You should charge admission to your museum. :biggrin:


----------



## RICK BOYD (Mar 10, 2008)

is that a switched neutral ?


----------



## Wiresmith (Feb 9, 2013)

its less of an arc when under load if you open all poles at once, rather than not opening the neutral, more relevant when switch isn't enclosed. easier on contact points as well


----------



## sbrn33 (Mar 15, 2007)

I have always thought the disconnect should be before the meter.


----------



## radio208 (Aug 27, 2014)

Its just a standard 3 pole fuse disconnect from the day. Used for 3 phase, or in this case with a solid blade inserted in the neutral , for residential use.


----------



## Navyguy (Mar 15, 2010)

I love this old stuff...

Cheers
John


----------



## canbug (Dec 31, 2015)

I got to see an old, 1920's? elevator control when I used to be in service. It was really cool how knife blades would open slowly on purpose to slow down the elevator. Lots of sparks and noise. It was eventually replaced with new. 
It was in the Hudson Bay downtown, I was there in the early 90's.


Tim.


----------



## CoolWill (Jan 5, 2019)

sbrn33 said:


> I have always thought the disconnect should be before the meter.

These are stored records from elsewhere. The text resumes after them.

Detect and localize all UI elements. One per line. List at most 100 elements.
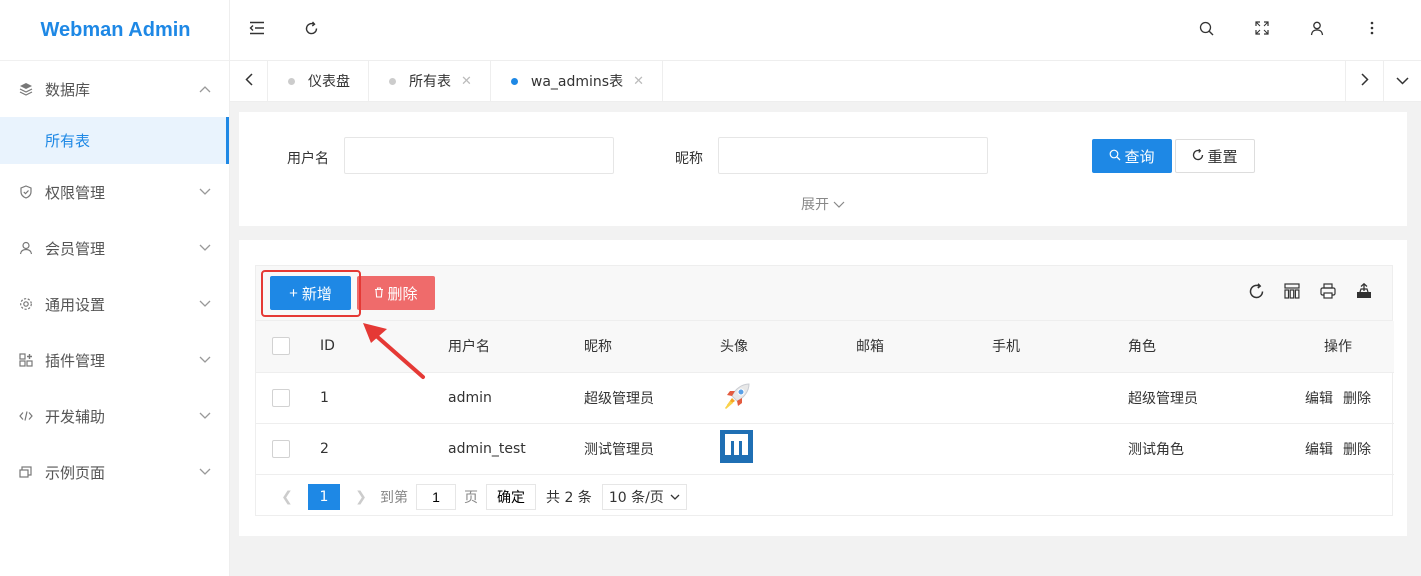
cell-username: admin [448,372,584,424]
sidebar-item-plugins[interactable]: 插件管理 [0,332,229,388]
chevron-right-icon [1360,72,1369,90]
cell-mobile [992,423,1128,475]
columns-filter-button[interactable] [1274,281,1310,305]
page-size-select[interactable]: 10 条/页 [601,483,687,510]
tab-menu-button[interactable] [1383,61,1421,101]
tab-dot [288,77,295,85]
refresh-icon [1192,148,1204,165]
reset-label: 重置 [1207,148,1238,166]
table-toolbar: + 新增 删除 [256,266,1392,321]
chevron-down-icon [199,466,211,479]
tab-scroll-right-button[interactable] [1345,61,1383,101]
sidebar-item-label: 通用设置 [45,295,106,314]
sidebar-item-permissions[interactable]: 权限管理 [0,164,229,220]
row-checkbox[interactable] [272,439,290,458]
close-icon[interactable]: ✕ [633,74,644,89]
tab-dot [389,77,396,85]
chevron-down-icon [199,186,211,199]
tab-label: wa_admins表 [530,74,624,90]
query-button[interactable]: 查询 [1092,139,1172,173]
sidebar-subitem-all-tables[interactable]: 所有表 [0,117,229,164]
cell-actions: 编辑 删除 [1282,372,1394,424]
code-icon [19,409,33,423]
query-label: 查询 [1124,148,1155,166]
cell-role: 超级管理员 [1128,372,1282,424]
sidebar-item-label: 会员管理 [45,239,106,258]
nickname-label: 昵称 [675,151,703,167]
rocket-avatar[interactable] [720,379,754,417]
menu-fold-button[interactable] [230,0,284,61]
tab-all-tables[interactable]: 所有表 ✕ [369,61,491,101]
export-button[interactable] [1346,281,1382,305]
reset-button[interactable]: 重置 [1175,139,1255,173]
cell-avatar [720,423,856,475]
edit-link[interactable]: 编辑 [1305,391,1333,407]
username-input[interactable] [344,137,614,174]
user-icon [19,241,33,255]
chevron-down-icon [833,197,845,213]
data-table-wrapper: + 新增 删除 ID 用户名 昵称 头像 邮箱 手机 角色 操作 1 admin… [255,265,1394,516]
fullscreen-button[interactable] [1234,0,1289,61]
top-header [230,0,1421,61]
nickname-input[interactable] [718,137,988,174]
chevron-right-icon[interactable]: ❯ [346,489,376,505]
username-label: 用户名 [287,151,329,167]
select-all-cell [256,321,312,373]
chevron-down-icon [199,242,211,255]
plugin-icon [19,353,33,367]
column-header: 用户名 [448,321,584,373]
delete-button[interactable]: 删除 [357,276,435,310]
refresh-button[interactable] [284,0,338,61]
row-select-cell [256,372,312,424]
tab-bar: 仪表盘 所有表 ✕ wa_admins表 ✕ [230,61,1421,102]
total-count: 共 2 条 [546,489,592,506]
sidebar-item-label: 示例页面 [45,463,106,482]
goto-confirm-button[interactable]: 确定 [486,483,536,510]
table-row: 1 admin 超级管理员 超级管理员 编辑 删除 [256,372,1394,424]
sidebar-item-database[interactable]: 数据库 [0,61,229,117]
close-icon[interactable]: ✕ [461,74,472,89]
add-label: 新增 [301,285,332,303]
chevron-left-icon [244,72,253,90]
sidebar: Webman Admin 数据库 所有表 权限管理 会员管理 通用设置 插件管理 [0,0,230,576]
page-icon [19,465,33,479]
search-form: 用户名 昵称 查询 重置 展开 [239,112,1407,226]
refresh-icon [1248,282,1265,304]
sidebar-item-dev-tools[interactable]: 开发辅助 [0,388,229,444]
sidebar-item-examples[interactable]: 示例页面 [0,444,229,500]
expand-button[interactable]: 展开 [801,194,845,214]
row-checkbox[interactable] [272,388,290,407]
select-all-checkbox[interactable] [272,337,290,356]
page-current[interactable]: 1 [308,483,340,510]
edit-link[interactable]: 编辑 [1305,442,1333,458]
tabs: 仪表盘 所有表 ✕ wa_admins表 ✕ [268,61,1345,101]
delete-link[interactable]: 删除 [1343,442,1371,458]
print-button[interactable] [1310,281,1346,305]
column-header: ID [312,321,448,373]
column-header: 昵称 [584,321,720,373]
sidebar-item-members[interactable]: 会员管理 [0,220,229,276]
user-menu-button[interactable] [1289,0,1344,61]
table-header-row: ID 用户名 昵称 头像 邮箱 手机 角色 操作 [256,321,1394,373]
tab-dot [510,77,518,85]
cell-actions: 编辑 删除 [1282,423,1394,475]
tab-wa-admins[interactable]: wa_admins表 ✕ [491,61,664,101]
tab-scroll-left-button[interactable] [230,61,268,101]
column-header: 操作 [1282,321,1394,373]
chevron-up-icon [199,83,211,96]
tab-dashboard[interactable]: 仪表盘 [268,61,369,101]
sidebar-item-settings[interactable]: 通用设置 [0,276,229,332]
chevron-left-icon[interactable]: ❮ [272,489,302,505]
add-button[interactable]: + 新增 [270,276,351,310]
goto-page-input[interactable] [416,483,456,510]
search-button[interactable] [1179,0,1234,61]
blue-logo-avatar[interactable] [720,430,753,467]
goto-suffix: 页 [464,489,478,506]
expand-label: 展开 [801,197,829,213]
app-logo: Webman Admin [0,0,229,61]
table-refresh-button[interactable] [1238,281,1274,305]
delete-label: 删除 [387,285,418,303]
more-button[interactable] [1344,0,1399,61]
chevron-down-icon [199,354,211,367]
delete-link[interactable]: 删除 [1343,391,1371,407]
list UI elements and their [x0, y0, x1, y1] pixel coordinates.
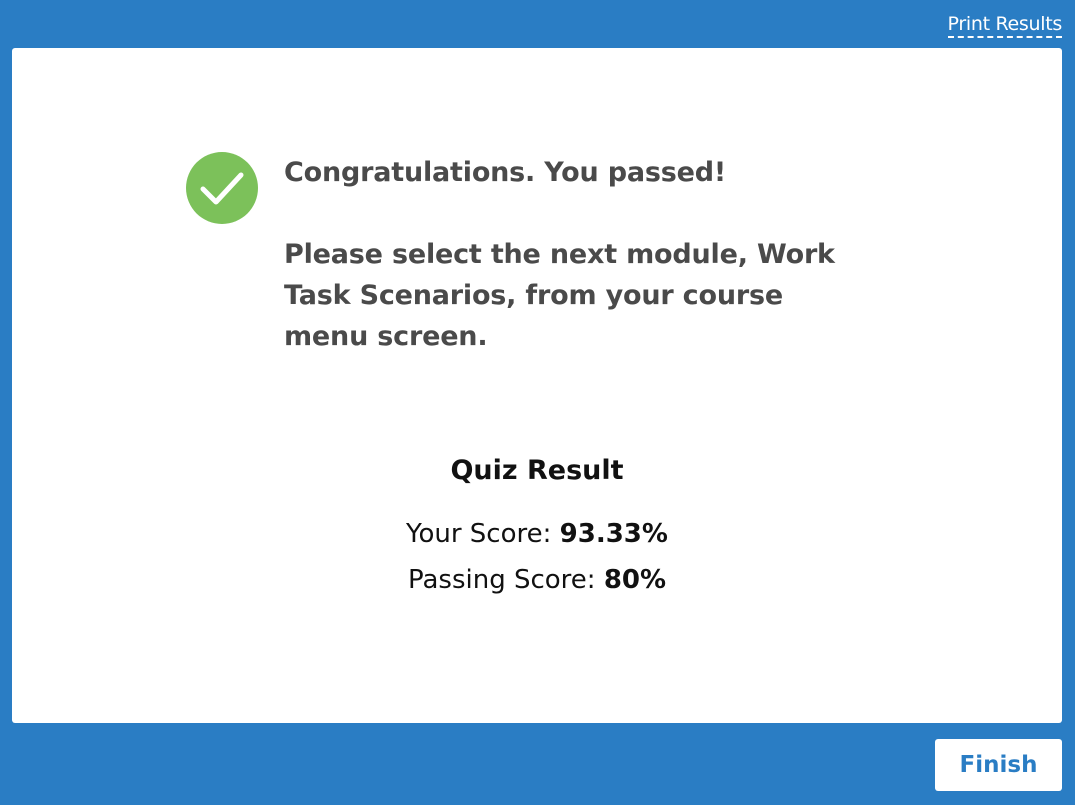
- your-score-label: Your Score:: [406, 519, 560, 549]
- your-score-value: 93.33%: [559, 519, 668, 549]
- passing-score-value: 80%: [603, 565, 667, 595]
- check-circle-icon: [186, 152, 258, 224]
- passing-score-label: Passing Score:: [407, 565, 604, 595]
- result-message: Congratulations. You passed! Please sele…: [284, 152, 844, 357]
- passing-score-line: Passing Score: 80%: [12, 557, 1062, 603]
- your-score-line: Your Score: 93.33%: [12, 511, 1062, 557]
- quiz-result-section: Quiz Result Your Score: 93.33% Passing S…: [12, 453, 1062, 603]
- finish-button[interactable]: Finish: [935, 739, 1062, 791]
- result-headline: Congratulations. You passed!: [284, 157, 726, 188]
- result-card: Congratulations. You passed! Please sele…: [12, 48, 1062, 723]
- quiz-result-title: Quiz Result: [450, 455, 624, 486]
- print-results-link[interactable]: Print Results: [947, 12, 1062, 38]
- result-instruction: Please select the next module, Work Task…: [284, 239, 835, 352]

They call it "cold sequence" metering these days. They were ahead of their time in the 20s.


----------



## MTW (Aug 28, 2013)

You live in Mexico?


----------



## CoolWill (Jan 5, 2019)

MTW said:


> You live in Mexico?


Nothing in Mexico ever looked that good. You can tell that it was originally installed pretty good. And someone came along in the 50s or 60s and rewired but left the service. The rubber black and reds aren't original. They did pretty good too. Looks like most of the slop came from disconnecting it.


----------



## Mack Fisher (May 27, 2019)

One looks at photographs of the Tesla/Westinghouse 1893 Chicago world’s fair AC generators and power distribution photographs are amazement. Safety, hay if you’re stupid enough to lean up against that knight switch you deserve to be killed, arc flash, you didn’t open the knife switch fast enough.
I had a Westinghouse 0 to 150VAC surface mount voltmeter that was at least 18 inches in diameter and galvanometer movement had a large coil spring at the base of the needle so any load variant in my house was reflected by the voltmeter’s needle exaggerating the voltage drop. I understand from the man that I got the meter from that it was removed from a generating station. I regret the day I let it get away from me.


----------



## macmikeman (Jan 23, 2007)

canbug said:


> I got to see an old, 1920's? elevator control when I used to be in service. It was really cool how knife blades would open slowly on purpose to slow down the elevator. Lots of sparks and noise. It was eventually replaced with new.
> It was in the Hudson Bay downtown, I was there in the early 90's.
> 
> 
> Tim.












Here's a 1920's elevator control panel still operating the single elevator for Sacred Hearts Academy in Honolulu . The knife switches for the thing are on the other side of that assembly.


----------